Classes

Classes are the most intuitive pollution target. When a class object C is accessible, the attacker can modify C.v, and from then on every read of cls.v or self.v that does not have a shadowing instance attribute returns the polluted value.

Access mechanism: attribute lookup via the MRO

Python’s attribute resolution follows the Method Resolution Order (MRO). When instance.attr is read, the lookup tries the instance’s own __dict__ first, then walks up the class chain:

instance.attr
  1. instance.__dict__['attr']          # instance dict
  2. type(instance).__dict__['attr']    # class dict
  3. base.__dict__['attr']              # base classes (MRO)
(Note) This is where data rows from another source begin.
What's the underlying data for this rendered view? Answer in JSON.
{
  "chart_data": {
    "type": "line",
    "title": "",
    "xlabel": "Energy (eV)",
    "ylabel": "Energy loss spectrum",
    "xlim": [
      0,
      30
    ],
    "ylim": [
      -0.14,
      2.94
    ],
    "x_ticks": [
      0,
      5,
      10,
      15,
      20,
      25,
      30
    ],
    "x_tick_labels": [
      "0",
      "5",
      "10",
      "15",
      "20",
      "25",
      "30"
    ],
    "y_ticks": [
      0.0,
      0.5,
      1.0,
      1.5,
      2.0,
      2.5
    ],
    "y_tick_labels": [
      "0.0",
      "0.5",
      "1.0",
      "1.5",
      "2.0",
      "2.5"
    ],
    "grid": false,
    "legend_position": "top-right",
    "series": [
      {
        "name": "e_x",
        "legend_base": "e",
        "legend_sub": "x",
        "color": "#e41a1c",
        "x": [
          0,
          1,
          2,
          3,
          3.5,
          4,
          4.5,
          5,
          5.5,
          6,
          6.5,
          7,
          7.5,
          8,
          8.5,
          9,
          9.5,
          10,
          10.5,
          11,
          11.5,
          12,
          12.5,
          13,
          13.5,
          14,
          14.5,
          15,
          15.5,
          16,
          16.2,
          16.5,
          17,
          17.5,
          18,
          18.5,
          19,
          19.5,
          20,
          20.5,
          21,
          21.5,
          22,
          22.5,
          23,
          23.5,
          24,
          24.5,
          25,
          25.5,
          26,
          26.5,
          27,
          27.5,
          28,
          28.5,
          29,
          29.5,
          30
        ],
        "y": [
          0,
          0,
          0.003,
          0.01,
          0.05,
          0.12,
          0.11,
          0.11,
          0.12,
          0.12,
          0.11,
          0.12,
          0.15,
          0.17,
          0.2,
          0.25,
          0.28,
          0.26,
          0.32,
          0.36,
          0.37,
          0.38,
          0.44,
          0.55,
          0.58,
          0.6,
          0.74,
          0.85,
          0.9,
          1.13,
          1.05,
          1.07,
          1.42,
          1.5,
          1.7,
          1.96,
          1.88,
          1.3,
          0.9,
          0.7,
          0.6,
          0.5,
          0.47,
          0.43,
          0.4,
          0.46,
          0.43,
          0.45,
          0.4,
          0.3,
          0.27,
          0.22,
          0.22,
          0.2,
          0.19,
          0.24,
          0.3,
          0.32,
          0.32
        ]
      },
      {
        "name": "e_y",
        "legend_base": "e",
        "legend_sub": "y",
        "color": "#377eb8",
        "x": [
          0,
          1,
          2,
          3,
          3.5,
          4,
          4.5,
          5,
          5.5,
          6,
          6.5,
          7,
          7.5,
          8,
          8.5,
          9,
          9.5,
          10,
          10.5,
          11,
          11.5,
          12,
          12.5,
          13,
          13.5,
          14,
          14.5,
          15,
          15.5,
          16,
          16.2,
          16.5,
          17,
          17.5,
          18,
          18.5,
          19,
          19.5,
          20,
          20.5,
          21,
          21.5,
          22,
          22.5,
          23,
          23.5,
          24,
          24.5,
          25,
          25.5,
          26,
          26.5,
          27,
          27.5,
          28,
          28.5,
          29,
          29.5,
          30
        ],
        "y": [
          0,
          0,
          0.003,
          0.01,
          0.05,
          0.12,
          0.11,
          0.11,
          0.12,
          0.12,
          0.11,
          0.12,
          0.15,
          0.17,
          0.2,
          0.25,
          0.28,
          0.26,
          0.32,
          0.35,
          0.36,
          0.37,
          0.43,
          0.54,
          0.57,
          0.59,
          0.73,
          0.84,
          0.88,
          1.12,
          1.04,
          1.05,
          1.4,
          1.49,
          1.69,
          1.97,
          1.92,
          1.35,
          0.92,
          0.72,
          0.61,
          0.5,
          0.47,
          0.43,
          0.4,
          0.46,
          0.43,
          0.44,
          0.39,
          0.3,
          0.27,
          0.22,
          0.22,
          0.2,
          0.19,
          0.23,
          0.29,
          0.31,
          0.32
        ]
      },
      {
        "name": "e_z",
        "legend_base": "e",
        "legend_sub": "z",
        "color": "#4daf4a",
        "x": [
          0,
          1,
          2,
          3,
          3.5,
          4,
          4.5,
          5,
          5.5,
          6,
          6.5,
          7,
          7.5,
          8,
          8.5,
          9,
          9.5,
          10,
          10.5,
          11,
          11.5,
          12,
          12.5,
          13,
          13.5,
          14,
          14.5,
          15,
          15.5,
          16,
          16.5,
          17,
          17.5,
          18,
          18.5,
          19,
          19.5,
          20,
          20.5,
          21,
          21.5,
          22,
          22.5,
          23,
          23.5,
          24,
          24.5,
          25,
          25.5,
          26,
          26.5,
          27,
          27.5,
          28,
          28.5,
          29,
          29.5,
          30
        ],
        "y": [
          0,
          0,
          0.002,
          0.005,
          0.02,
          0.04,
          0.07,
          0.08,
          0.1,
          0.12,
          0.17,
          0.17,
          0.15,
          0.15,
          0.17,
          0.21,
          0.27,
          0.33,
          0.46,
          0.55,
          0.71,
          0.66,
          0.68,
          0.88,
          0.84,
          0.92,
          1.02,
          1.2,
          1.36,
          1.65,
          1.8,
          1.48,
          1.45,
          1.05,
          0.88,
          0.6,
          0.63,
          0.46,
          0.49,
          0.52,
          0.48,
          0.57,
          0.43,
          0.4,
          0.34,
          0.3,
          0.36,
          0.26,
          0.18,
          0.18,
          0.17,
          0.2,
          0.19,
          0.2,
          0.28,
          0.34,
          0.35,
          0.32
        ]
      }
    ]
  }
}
If the attribute is not on the instance, the lookup falls back to the class. Polluting C.v therefore changes the value that every self.v and cls.v read returns, for every instance of C that does not shadow it:

class C:
    def __init__(self):
        self.v          # falls back to cls.v when not set on the instance
    @classmethod
    def other(cls):
        cls.v           # always reads from the class

Example: DoS via __getattribute__

class User:
    def __init__(self, name):
        self.name = name

u = User("alice")
u.name             # returns "alice"

# Attacker payload (Attr-Set on User.__getattribute__):
#   User.__getattribute__ = "not_a_function"

u.name             # raises TypeError: 'str' object is not callable

Every attribute access on every User instance now raises, because Python invokes __getattribute__ on the class for every read. This pattern is detailed on the DoS gadgets page.